Sione Tuihalamaka

No. 91
- Position: Defensive end

Personal information
- Born: September 18, 1991 (age 34) Inglewood, California, U.S.
- Listed height: 6 ft 3 in (1.91 m)
- Listed weight: 280 lb (127 kg)

Career information
- High school: Junípero Serra (Gardena, California)
- College: Arizona
- NFL draft: 2014 (undrafted)

Career history
- Portland Thunder (2015); Los Angeles KISS (2015);

Career AFL statistics
- Total tackles: 2
- Stats at ArenaFan.com

= Sione Tuihalamaka =

American football and rugby union player (born 1991)

Sione Tuihalamaka (born September 18, 1991) is an American former professional football and rugby player.
He played college football at the University of Arizona, and professionally with the Portland Thunder and Los Angeles KISS of the Arena Football League (AFL). He played rugby for the San Diego Breakers of PRO Rugby, and the San Diego Legion and LA Giltinis of Major League Rugby (MLR).

==Early life==
Tuihalamaka played high school football for Junípero Serra High School in Gardena, California. He was named All-Del Rey League Lineman of the Year and first-team defense in 2008. He earned Daily Breeze All-Area honors in 2007 and 2008. Tuihalamaka was also named MaxPreps Division 3 First-Team All-State and PrepStar All-West his senior year, recording 83 tackles and thirteen sacks.

==American football==
Tuihalamaka played for the Arizona Wildcats from 2009 to 2013. He played in 50 games for the Wildcats, recording career totals of 121 tackles and seven sacks. He was redshirted in 2009.

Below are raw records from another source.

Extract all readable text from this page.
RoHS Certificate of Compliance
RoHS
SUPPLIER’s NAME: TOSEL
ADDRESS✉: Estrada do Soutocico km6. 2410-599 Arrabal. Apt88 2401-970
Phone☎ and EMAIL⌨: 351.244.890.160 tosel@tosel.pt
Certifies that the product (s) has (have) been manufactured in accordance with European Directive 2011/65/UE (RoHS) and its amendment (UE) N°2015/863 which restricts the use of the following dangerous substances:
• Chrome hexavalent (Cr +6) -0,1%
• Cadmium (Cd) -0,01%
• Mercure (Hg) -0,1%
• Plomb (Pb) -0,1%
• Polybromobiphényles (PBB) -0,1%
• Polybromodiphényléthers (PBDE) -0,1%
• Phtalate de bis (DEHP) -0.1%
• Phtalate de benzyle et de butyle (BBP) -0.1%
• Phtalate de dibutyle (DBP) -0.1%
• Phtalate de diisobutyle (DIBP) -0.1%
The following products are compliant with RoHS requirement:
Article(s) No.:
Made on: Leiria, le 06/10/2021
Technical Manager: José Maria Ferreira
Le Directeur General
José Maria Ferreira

Tuihalamaka was assigned to the Portland Thunder of the Arena Football League (AFL) on April 8, 2015. He was placed on reassignment on May 26, 2015.
On June 10, 2015, he was assigned to the Los Angeles KISS of the AFL. Tuihalamaka was placed on recallable reassignment on July 7, 2015.

==Rugby union==

Tuihalamaka began playing rugby union for the San Diego Breakers in 2016. Tuihalamaka continued his rugby career with the San Diego Legion, of Major League Rugby, in 2018.

==Personal life==
Sione is of Tongan descent. His brother Apaiata and cousin Vuna Tuihalamaka also played for the Arizona Wildcats. Vuna later signed with the Seattle Seahawks and Indianapolis Colts of the National Football League.